My 8 simple rules to reform county government
That was my original title for my press conference, but Bridget told me to change the title. I'm really considering firing her. She really botched the entire press conference today. First, she had it at the old Ivorydale plant that represents hundreds of jobs gone from the city for places overseas. Then, she makes sure it's outside next to train tracks and heavy traffic. I swear, I think she's secretly trying to kill this campaign. If I didn't know any better, I'd say Todd Portune is behind it all.
I thought I would share with you my original 5 rules:
1) Clean up County Finances – Alright, so Phil fired the head of Jobs and Family Services soon after he took office. And I know Phil is responsible for getting spending under the rate of inflation. But I’m talking about reducing debt by taxing everyone more than we are. Think about it – it worked for us when I was on city council, so it will work for us now. Remember me supporting the “jock” tax? Remember me ending property tax rollbacks supported by Heimlich?

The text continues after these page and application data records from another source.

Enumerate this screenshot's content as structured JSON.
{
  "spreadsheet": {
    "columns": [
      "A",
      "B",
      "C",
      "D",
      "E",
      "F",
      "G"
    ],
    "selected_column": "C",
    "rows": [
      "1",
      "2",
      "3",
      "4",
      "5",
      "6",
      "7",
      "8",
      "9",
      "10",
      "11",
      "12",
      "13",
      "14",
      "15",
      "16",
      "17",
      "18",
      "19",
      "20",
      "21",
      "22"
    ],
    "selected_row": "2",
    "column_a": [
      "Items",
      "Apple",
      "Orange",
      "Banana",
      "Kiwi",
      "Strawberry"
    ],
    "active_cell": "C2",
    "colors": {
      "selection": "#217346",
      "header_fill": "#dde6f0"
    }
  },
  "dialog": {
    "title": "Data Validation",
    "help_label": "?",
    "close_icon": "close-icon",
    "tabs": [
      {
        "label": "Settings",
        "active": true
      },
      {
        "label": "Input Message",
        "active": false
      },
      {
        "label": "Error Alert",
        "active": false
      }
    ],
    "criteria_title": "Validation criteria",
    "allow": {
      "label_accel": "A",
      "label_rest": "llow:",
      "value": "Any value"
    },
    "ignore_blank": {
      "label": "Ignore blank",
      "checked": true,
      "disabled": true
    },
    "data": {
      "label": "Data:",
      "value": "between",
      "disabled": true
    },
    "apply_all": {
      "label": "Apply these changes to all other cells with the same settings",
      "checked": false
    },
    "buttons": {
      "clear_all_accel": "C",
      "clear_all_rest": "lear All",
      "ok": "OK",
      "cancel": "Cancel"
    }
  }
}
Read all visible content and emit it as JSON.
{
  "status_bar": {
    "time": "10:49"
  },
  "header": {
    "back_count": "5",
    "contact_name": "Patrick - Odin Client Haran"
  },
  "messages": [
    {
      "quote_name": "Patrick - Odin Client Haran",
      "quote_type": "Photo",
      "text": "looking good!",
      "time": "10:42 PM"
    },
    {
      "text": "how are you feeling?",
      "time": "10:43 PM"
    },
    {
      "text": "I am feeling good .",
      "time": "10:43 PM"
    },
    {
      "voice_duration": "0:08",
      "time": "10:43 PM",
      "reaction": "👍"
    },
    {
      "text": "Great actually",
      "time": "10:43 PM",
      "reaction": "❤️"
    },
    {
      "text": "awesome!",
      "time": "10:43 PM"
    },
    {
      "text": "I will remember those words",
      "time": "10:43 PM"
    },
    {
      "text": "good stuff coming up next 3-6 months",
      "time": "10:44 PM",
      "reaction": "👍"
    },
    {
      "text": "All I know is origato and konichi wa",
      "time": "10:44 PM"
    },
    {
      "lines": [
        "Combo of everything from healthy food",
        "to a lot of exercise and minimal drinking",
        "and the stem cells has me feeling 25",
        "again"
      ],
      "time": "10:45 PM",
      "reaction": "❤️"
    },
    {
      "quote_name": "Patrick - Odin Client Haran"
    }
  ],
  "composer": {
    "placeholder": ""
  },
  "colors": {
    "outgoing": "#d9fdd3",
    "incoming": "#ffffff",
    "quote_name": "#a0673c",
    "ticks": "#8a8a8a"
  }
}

2) Limit Contributions – I wouldn’t make this rule if I had friends like Phil, but I don’t. Of course, immediate family should still be able to give as much as they can, like the $160,000 my dad gave me last week for a TV buy, but third parties not related by blood should be banned. That would definitely tilt the playing field to my advantage.
3) Follow All Laws and Policies – Just by saying this, I’m implying that Phil does not (genius, eh?). Even if I do not have anything of substance, innuendo alone is a powerful tool. Forget about my 27 unpaid parking tickets...nobody cares about those anyway.

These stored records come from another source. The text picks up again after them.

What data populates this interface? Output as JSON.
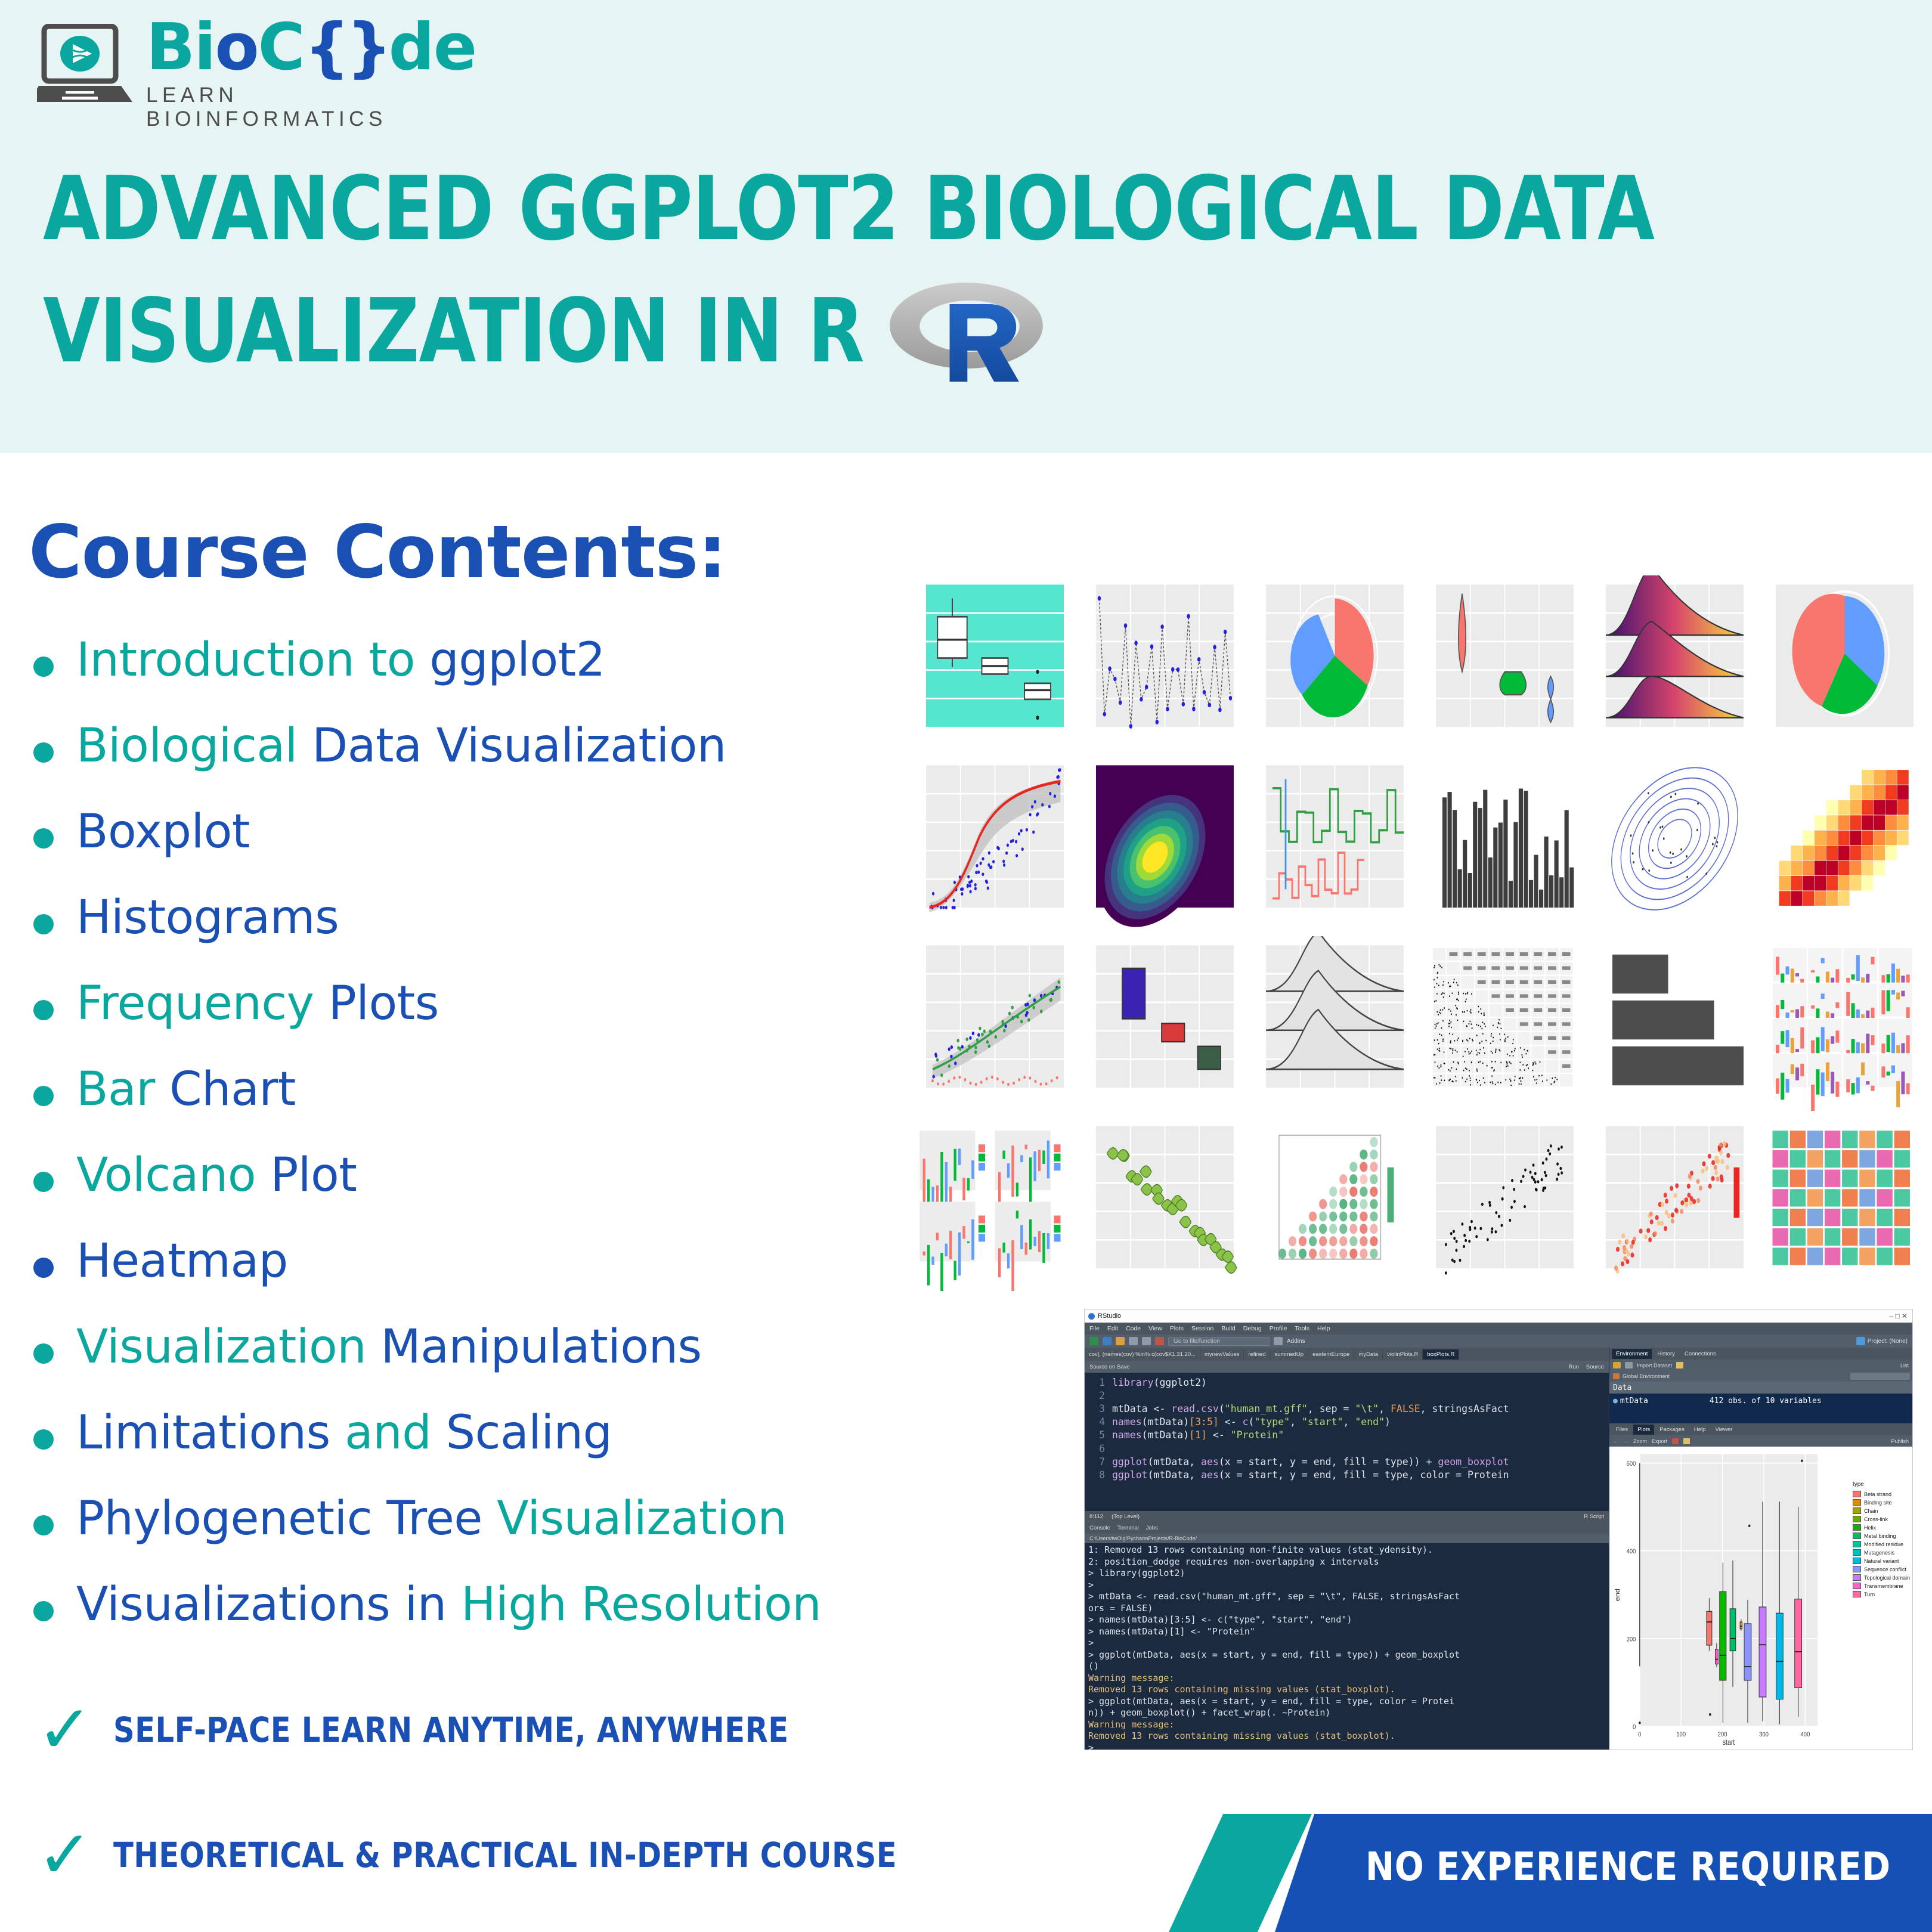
{
  "brand": {
    "name_bio": "Bi",
    "name_o": "o",
    "name_c": "C",
    "name_de": "de",
    "tagline": "LEARN BIOINFORMATICS"
  },
  "header": {
    "title_line1": "ADVANCED GGPLOT2 BIOLOGICAL DATA",
    "title_line2": "VISUALIZATION IN R",
    "r_logo_letter": "R"
  },
  "contents": {
    "heading": "Course Contents:",
    "items": [
      {
        "green": "Introduction to ",
        "blue": "ggplot2"
      },
      {
        "green": "Biological ",
        "blue": "Data Visualization"
      },
      {
        "green": "",
        "blue": "Boxplot"
      },
      {
        "green": "",
        "blue": "Histograms"
      },
      {
        "green": "Frequency ",
        "blue": "Plots"
      },
      {
        "green": "Bar ",
        "blue": "Chart"
      },
      {
        "green": "Volcano ",
        "blue": "Plot"
      },
      {
        "green": "",
        "blue": "Heatmap"
      },
      {
        "green": "Visualization ",
        "blue": "Manipulations"
      },
      {
        "green": "",
        "blue": "Limitations",
        "green2": " and ",
        "blue2": "Scaling"
      },
      {
        "green": "",
        "blue": "Phylogenetic Tree ",
        "green2": "Visualization"
      },
      {
        "green": "",
        "blue": "Visualizations in ",
        "green2": "High Resolution"
      }
    ]
  },
  "checks": [
    {
      "mark": "✓",
      "label": "SELF-PACE LEARN ANYTIME, ANYWHERE"
    },
    {
      "mark": "✓",
      "label": "THEORETICAL & PRACTICAL IN-DEPTH COURSE"
    }
  ],
  "banner": {
    "label": "NO EXPERIENCE REQUIRED"
  },
  "colors": {
    "teal": "#0aa79f",
    "blue": "#1a50b4",
    "header_bg": "#e6f5f4",
    "banner_blue": "#1550b4"
  },
  "rstudio": {
    "window_title": "RStudio",
    "menu": [
      "File",
      "Edit",
      "Code",
      "View",
      "Plots",
      "Session",
      "Build",
      "Debug",
      "Profile",
      "Tools",
      "Help"
    ],
    "toolbar_search_placeholder": "Go to file/function",
    "toolbar_addins": "Addins",
    "project_label": "Project: (None)",
    "editor_tabs": [
      "cov[, (names(cov) %in% c(cov$X1.31.20...",
      "mynewValues",
      "refined",
      "summedUp",
      "easternEurope",
      "myData",
      "violinPlots.R",
      "boxPlots.R"
    ],
    "editor_tab_active": "boxPlots.R",
    "source_on_save": "Source on Save",
    "run_label": "Run",
    "source_label": "Source",
    "editor_lines": [
      {
        "n": "1",
        "code": "library(ggplot2)"
      },
      {
        "n": "2",
        "code": ""
      },
      {
        "n": "3",
        "code": "mtData <- read.csv(\"human_mt.gff\", sep = \"\\t\", FALSE, stringsAsFact"
      },
      {
        "n": "4",
        "code": "names(mtData)[3:5] <- c(\"type\", \"start\", \"end\")"
      },
      {
        "n": "5",
        "code": "names(mtData)[1] <- \"Protein\""
      },
      {
        "n": "6",
        "code": ""
      },
      {
        "n": "7",
        "code": "ggplot(mtData, aes(x = start, y = end, fill = type)) + geom_boxplot"
      },
      {
        "n": "8",
        "code": "ggplot(mtData, aes(x = start, y = end, fill = type, color = Protein"
      }
    ],
    "status_position": "8:112",
    "status_scope": "(Top Level)",
    "status_type": "R Script",
    "console_tabs": [
      "Console",
      "Terminal",
      "Jobs"
    ],
    "console_path": "C:/Users/twOig/PycharmProjects/R-BioCode/",
    "console_lines": [
      {
        "t": "1: Removed 13 rows containing non-finite values (stat_ydensity)."
      },
      {
        "t": "2: position_dodge requires non-overlapping x intervals"
      },
      {
        "t": "> library(ggplot2)"
      },
      {
        "t": "> "
      },
      {
        "t": "> mtData <- read.csv(\"human_mt.gff\", sep = \"\\t\", FALSE, stringsAsFact"
      },
      {
        "t": "ors = FALSE)"
      },
      {
        "t": "> names(mtData)[3:5] <- c(\"type\", \"start\", \"end\")"
      },
      {
        "t": "> names(mtData)[1] <- \"Protein\""
      },
      {
        "t": "> "
      },
      {
        "t": "> ggplot(mtData, aes(x = start, y = end, fill = type)) + geom_boxplot"
      },
      {
        "t": "()"
      },
      {
        "t": "Warning message:",
        "warn": true
      },
      {
        "t": "Removed 13 rows containing missing values (stat_boxplot).",
        "warn": true
      },
      {
        "t": "> ggplot(mtData, aes(x = start, y = end, fill = type, color = Protei"
      },
      {
        "t": "n)) + geom_boxplot() + facet_wrap(. ~Protein)"
      },
      {
        "t": "Warning message:",
        "warn": true
      },
      {
        "t": "Removed 13 rows containing missing values (stat_boxplot).",
        "warn": true
      },
      {
        "t": "> "
      }
    ],
    "env_tabs": [
      "Environment",
      "History",
      "Connections"
    ],
    "env_import": "Import Dataset",
    "env_list": "List",
    "env_global": "Global Environment",
    "env_section": "Data",
    "env_var_name": "mtData",
    "env_var_desc": "412 obs. of 10 variables",
    "plot_tabs": [
      "Files",
      "Plots",
      "Packages",
      "Help",
      "Viewer"
    ],
    "plot_zoom": "Zoom",
    "plot_export": "Export",
    "plot_publish": "Publish"
  },
  "chart_data": {
    "type": "boxplot",
    "title": "",
    "xlabel": "start",
    "ylabel": "end",
    "legend_title": "type",
    "xticks": [
      "0",
      "100",
      "200",
      "300",
      "400"
    ],
    "yticks": [
      "0",
      "200",
      "400",
      "600"
    ],
    "ylim": [
      0,
      620
    ],
    "xlim": [
      0,
      430
    ],
    "legend": [
      {
        "label": "Beta strand",
        "color": "#f8766d"
      },
      {
        "label": "Binding site",
        "color": "#d89000"
      },
      {
        "label": "Chain",
        "color": "#a3a500"
      },
      {
        "label": "Cross-link",
        "color": "#71a800"
      },
      {
        "label": "Helix",
        "color": "#0cb702"
      },
      {
        "label": "Metal binding",
        "color": "#00be67"
      },
      {
        "label": "Modified residue",
        "color": "#00c19a"
      },
      {
        "label": "Mutagenesis",
        "color": "#00bfc4"
      },
      {
        "label": "Natural variant",
        "color": "#00b8e7"
      },
      {
        "label": "Sequence conflict",
        "color": "#8b93ff"
      },
      {
        "label": "Topological domain",
        "color": "#c77cff"
      },
      {
        "label": "Transmembrane",
        "color": "#ff61cc"
      },
      {
        "label": "Turn",
        "color": "#ff68a1"
      }
    ],
    "boxes": [
      {
        "name": "Beta strand",
        "color": "#f8766d",
        "x": 168,
        "w": 13,
        "q1": 185,
        "med": 238,
        "q3": 262,
        "lo": 172,
        "hi": 292
      },
      {
        "name": "Transmembrane",
        "color": "#ff61cc",
        "x": 186,
        "w": 7,
        "q1": 142,
        "med": 153,
        "q3": 176,
        "lo": 135,
        "hi": 190
      },
      {
        "name": "Helix",
        "color": "#0cb702",
        "x": 201,
        "w": 16,
        "q1": 105,
        "med": 162,
        "q3": 307,
        "lo": 8,
        "hi": 373
      },
      {
        "name": "Metal binding",
        "color": "#00be67",
        "x": 225,
        "w": 14,
        "q1": 172,
        "med": 200,
        "q3": 268,
        "lo": 90,
        "hi": 378
      },
      {
        "name": "Binding site",
        "color": "#d89000",
        "x": 245,
        "w": 5,
        "q1": 222,
        "med": 228,
        "q3": 238,
        "lo": 218,
        "hi": 244
      },
      {
        "name": "Sequence conflict",
        "color": "#8b93ff",
        "x": 261,
        "w": 17,
        "q1": 105,
        "med": 136,
        "q3": 234,
        "lo": 8,
        "hi": 288
      },
      {
        "name": "Topological domain",
        "color": "#c77cff",
        "x": 297,
        "w": 17,
        "q1": 67,
        "med": 186,
        "q3": 272,
        "lo": 12,
        "hi": 512
      },
      {
        "name": "Natural variant",
        "color": "#00b8e7",
        "x": 338,
        "w": 17,
        "q1": 62,
        "med": 148,
        "q3": 258,
        "lo": 5,
        "hi": 512
      },
      {
        "name": "Turn",
        "color": "#ff68a1",
        "x": 383,
        "w": 17,
        "q1": 88,
        "med": 170,
        "q3": 290,
        "lo": 22,
        "hi": 500
      }
    ],
    "outliers": [
      {
        "x": 0,
        "y": 8
      },
      {
        "x": 170,
        "y": 27
      },
      {
        "x": 265,
        "y": 457
      },
      {
        "x": 392,
        "y": 605
      }
    ],
    "tall_line": {
      "x": 0,
      "lo": 137,
      "hi": 600
    }
  },
  "plot_grid": {
    "cells": [
      "boxplot-teal",
      "scatter-line",
      "rose-polar",
      "violin",
      "ridgeline-gradient",
      "pie-polar",
      "scatter-loess",
      "density-contour-filled",
      "step-line",
      "histogram-black",
      "contour-lines",
      "heatmap-tiles",
      "scatter-smooth",
      "boxplot-three",
      "ridgeline-grey",
      "pairs-matrix",
      "bar-horizontal",
      "pairs-color",
      "bar-small-facets",
      "leaf-scatter",
      "correlogram",
      "scatter-bw",
      "scatter-red",
      "tile-grid"
    ]
  }
}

4) End the Political Games and Bickering – Although I come from City Council where we all make our livings off of the backs of peons, I mean citizens, by bickering, I will talk about ending bickering. Please disregard my past performance as well as my mayoral campaign. I’m a changed man as of today.
5) Broaden Citizen Access – I don’t know what this means yet, but it sounds good, and I’m adding it.
Please do not ask for details. I’ll probably create a really long “plan” full of fluff with very little details, but by the sheer volume of pages I put into the plan, I can say “how can you say I have no details when I have a 57-page plan talking about this, you stupid imbecile?!?”
The worst part of the press conference was when that fat-head goon Chris Finney guy showed up. I thought he was going to kick my ass. Have you seen that guy? He looks like a cross between Frankenstein and Scooter from the Muppets. Lop off the top of his head and install bolts in his neck... I'm telling you, it's scary.
Kimball Perry from the Cincinnati Post just stood by and watched, wringing his hands like Igor as though he wanted to see me get thumped. I have to remember to make sure he loses his job when I'm elected (Dad knows the bigwigs over there, after all).
Finkenstein had the nerve to point out to the reporters there that I have never had a real job and that I've made a living off the backs of over-taxed payers for years. What's up with that?
Alright, I'm kind of upset right now. I need to grab a white russian and sit in my basement hot tub for awhile. I think I'll use Calgon suds - they take me away.
I just need to find my rubber Donald Ducky.